AMI Labs recauda $1,030 millones para matar a los LLMs

IA que aprende del mundo real: investigadora perfora muro hacia campo con sensores y robots de experimentación

Yann LeCun, el ganador del Premio Turing que pasó años argumentando que los modelos de lenguaje grandes son un camino muerto para la inteligencia artificial, ya tiene el dinero para demostrarlo. AMI Labs, su nueva empresa, anunció el 9 de marzo una ronda de $1,030 millones de dólares a una valuación pre-money de $3,500 millones, según reportó TechCrunch. Es la ronda semilla más grande en la historia de Europa.

La apuesta de AMI Labs no son los LLMs. Son los world models: arquitecturas de inteligencia artificial que aprenden de la realidad física —videos, sensores, datos de movimiento— en lugar de aprender del lenguaje. La diferencia no es menor. Un LLM aprende prediciendo la siguiente palabra en un texto; un modelo del mundo aprende cómo se comportan los objetos, los espacios y las situaciones en la realidad. Es una distinción filosófica que tiene implicaciones técnicas profundas.

Por qué LeCun lleva años diciéndonos que los LLMs no son el camino

LeCun no es nuevo en esta posición. Durante años, mientras el resto de la industria celebraba cada nuevo GPT, él insistía en que los modelos de lenguaje tienen un límite estructural: aprenden de texto, y el texto es una representación muy reducida de cómo funciona el mundo. Los humanos no aprendemos a caminar leyendo sobre caminar. Aprendemos experimentando la física, el equilibrio, la causa y el efecto.
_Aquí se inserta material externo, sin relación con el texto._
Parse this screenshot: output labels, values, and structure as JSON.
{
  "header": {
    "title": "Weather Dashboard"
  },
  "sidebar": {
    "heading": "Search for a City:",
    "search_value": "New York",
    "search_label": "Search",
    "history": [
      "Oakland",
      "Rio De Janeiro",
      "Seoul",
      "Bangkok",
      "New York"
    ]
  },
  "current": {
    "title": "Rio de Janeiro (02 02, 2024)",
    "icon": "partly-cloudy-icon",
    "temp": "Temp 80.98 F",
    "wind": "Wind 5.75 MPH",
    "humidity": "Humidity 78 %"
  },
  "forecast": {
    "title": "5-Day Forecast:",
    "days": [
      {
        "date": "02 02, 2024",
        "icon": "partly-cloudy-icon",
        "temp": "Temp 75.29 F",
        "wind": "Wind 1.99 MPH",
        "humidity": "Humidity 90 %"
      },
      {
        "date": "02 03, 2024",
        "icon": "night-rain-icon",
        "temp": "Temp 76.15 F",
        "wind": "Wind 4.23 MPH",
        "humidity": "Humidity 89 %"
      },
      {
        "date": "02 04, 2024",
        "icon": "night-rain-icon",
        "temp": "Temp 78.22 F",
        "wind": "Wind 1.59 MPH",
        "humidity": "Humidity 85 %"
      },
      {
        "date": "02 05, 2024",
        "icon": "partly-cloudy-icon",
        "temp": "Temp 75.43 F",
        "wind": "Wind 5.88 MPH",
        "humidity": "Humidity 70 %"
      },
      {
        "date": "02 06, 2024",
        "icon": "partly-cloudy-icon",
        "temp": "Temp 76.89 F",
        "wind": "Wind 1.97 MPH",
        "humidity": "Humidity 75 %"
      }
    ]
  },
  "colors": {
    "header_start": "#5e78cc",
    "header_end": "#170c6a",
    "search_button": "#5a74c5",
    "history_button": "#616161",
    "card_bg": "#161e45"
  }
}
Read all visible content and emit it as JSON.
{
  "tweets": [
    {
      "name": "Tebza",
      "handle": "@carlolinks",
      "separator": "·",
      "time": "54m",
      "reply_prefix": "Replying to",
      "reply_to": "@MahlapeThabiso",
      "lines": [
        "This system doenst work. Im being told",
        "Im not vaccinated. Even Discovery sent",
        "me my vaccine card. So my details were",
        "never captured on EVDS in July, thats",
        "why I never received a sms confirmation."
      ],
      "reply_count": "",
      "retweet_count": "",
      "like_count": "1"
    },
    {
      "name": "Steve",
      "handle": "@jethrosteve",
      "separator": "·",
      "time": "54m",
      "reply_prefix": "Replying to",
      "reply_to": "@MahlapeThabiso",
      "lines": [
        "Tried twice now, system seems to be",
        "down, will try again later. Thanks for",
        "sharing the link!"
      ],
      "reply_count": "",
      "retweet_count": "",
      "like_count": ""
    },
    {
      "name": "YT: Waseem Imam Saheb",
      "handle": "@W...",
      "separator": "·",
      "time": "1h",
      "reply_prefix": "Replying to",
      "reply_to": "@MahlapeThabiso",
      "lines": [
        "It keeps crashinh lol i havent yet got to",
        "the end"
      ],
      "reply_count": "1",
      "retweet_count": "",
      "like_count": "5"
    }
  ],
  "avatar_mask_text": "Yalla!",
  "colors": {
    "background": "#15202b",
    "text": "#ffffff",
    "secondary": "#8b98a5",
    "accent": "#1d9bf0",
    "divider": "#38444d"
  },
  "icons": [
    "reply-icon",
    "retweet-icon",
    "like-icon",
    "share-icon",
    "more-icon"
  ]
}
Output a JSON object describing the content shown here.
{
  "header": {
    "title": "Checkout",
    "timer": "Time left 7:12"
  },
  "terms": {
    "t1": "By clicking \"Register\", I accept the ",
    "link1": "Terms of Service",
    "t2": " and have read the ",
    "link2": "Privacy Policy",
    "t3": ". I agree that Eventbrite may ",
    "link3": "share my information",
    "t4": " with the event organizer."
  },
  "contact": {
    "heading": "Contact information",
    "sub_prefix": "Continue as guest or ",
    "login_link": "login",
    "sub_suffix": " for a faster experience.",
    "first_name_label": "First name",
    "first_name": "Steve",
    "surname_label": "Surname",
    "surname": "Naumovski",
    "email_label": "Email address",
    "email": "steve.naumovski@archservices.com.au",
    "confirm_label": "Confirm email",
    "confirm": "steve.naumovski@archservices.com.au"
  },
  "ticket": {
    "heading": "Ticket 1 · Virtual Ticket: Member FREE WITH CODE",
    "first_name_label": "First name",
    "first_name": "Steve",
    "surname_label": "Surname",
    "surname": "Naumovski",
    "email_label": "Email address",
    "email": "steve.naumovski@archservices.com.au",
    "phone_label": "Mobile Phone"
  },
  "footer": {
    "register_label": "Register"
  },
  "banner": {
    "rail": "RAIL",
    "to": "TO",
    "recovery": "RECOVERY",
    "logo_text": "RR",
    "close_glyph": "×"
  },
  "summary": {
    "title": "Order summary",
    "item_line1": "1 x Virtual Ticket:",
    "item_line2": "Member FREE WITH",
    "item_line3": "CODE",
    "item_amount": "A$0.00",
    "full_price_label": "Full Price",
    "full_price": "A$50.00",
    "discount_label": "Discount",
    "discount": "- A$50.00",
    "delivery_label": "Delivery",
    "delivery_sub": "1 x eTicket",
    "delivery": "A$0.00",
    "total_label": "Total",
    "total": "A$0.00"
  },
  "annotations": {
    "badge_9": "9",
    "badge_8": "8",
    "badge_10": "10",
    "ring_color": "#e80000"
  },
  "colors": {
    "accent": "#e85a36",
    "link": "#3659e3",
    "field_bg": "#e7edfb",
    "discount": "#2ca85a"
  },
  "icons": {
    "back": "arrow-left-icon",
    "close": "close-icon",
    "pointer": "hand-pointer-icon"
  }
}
La arquitectura que propone como alternativa se llama JEPA, por sus siglas en inglés (Joint Embedding Predictive Architecture), y fue publicada por LeCun en 2022. La idea central es que un sistema de inteligencia artificial debería aprender a predecir representaciones del mundo, no palabras. Es investigación fundamental, no un producto listo para usar, y ese es precisamente el riesgo de la apuesta.

Los números y los inversionistas detrás de la apuesta

La ronda fue co-liderada por Cathay Innovation, Greycroft, Hiro Capital, HV Capital y Bezos Expeditions. Entre los inversionistas individuales están Mark Cuban, Eric Schmidt y Tim Berners-Lee, el inventor de la web. NVIDIA y Samsung también participaron, lo que da una señal sobre el interés del ecosistema de hardware en que esta investigación prospere.

Alexandre LeBrun, CEO de AMI Labs, fue directo en la entrevista con TechCrunch sobre lo que viene: "AMI Labs es un proyecto muy ambicioso porque empieza con investigación fundamental. No es la típica startup de IA aplicada que puede lanzar un producto en tres meses." Los productos comerciales, según él, podrían tardar años en aparecer.

El primer socio confirmado es Nabla, una startup de IA médica. No es casualidad: en el sector de la salud, las alucinaciones de los LLMs no son un inconveniente, son un riesgo real para los pacientes. Si los world models pueden reducir ese problema, el caso de uso es inmediato y de alto impacto.

La advertencia que viene con la noticia

LeBrun hizo una advertencia que vale la pena tomar en serio: "En seis meses, cada empresa se llamará a sí misma 'world model' para levantar fondos." Lo dijo con una sonrisa, pero el patrón ya lo conocemos. Primero fue el blockchain, luego el metaverso, luego la IA generativa. Cada vez que un término genera titulares y capital, hay una oleada de startups que lo adoptan sin importar si realmente aplica a lo que hacen.

La diferencia con AMI Labs, al menos sobre el papel, es que LeCun lleva más de una década desarrollando la teoría detrás de esta arquitectura. No es una startup que descubrió el término la semana pasada. Pero el riesgo de que el concepto se vacíe de significado por imitadores es real, y LeBrun lo sabe.

Lo que está claro es que el dinero institucional ya no apuesta exclusivamente a los LLMs. AMI Labs se suma a World Labs de Fei-Fei Li, que levantó $1,000 millones el mes pasado, y a una serie de iniciativas que plantean que la próxima frontera de la IA no está en modelos de lenguaje más grandes, sino en sistemas que entiendan el mundo de una forma más parecida a como lo hacemos los humanos. Si esa apuesta es correcta, los próximos años van a ser más interesantes de lo que parecen.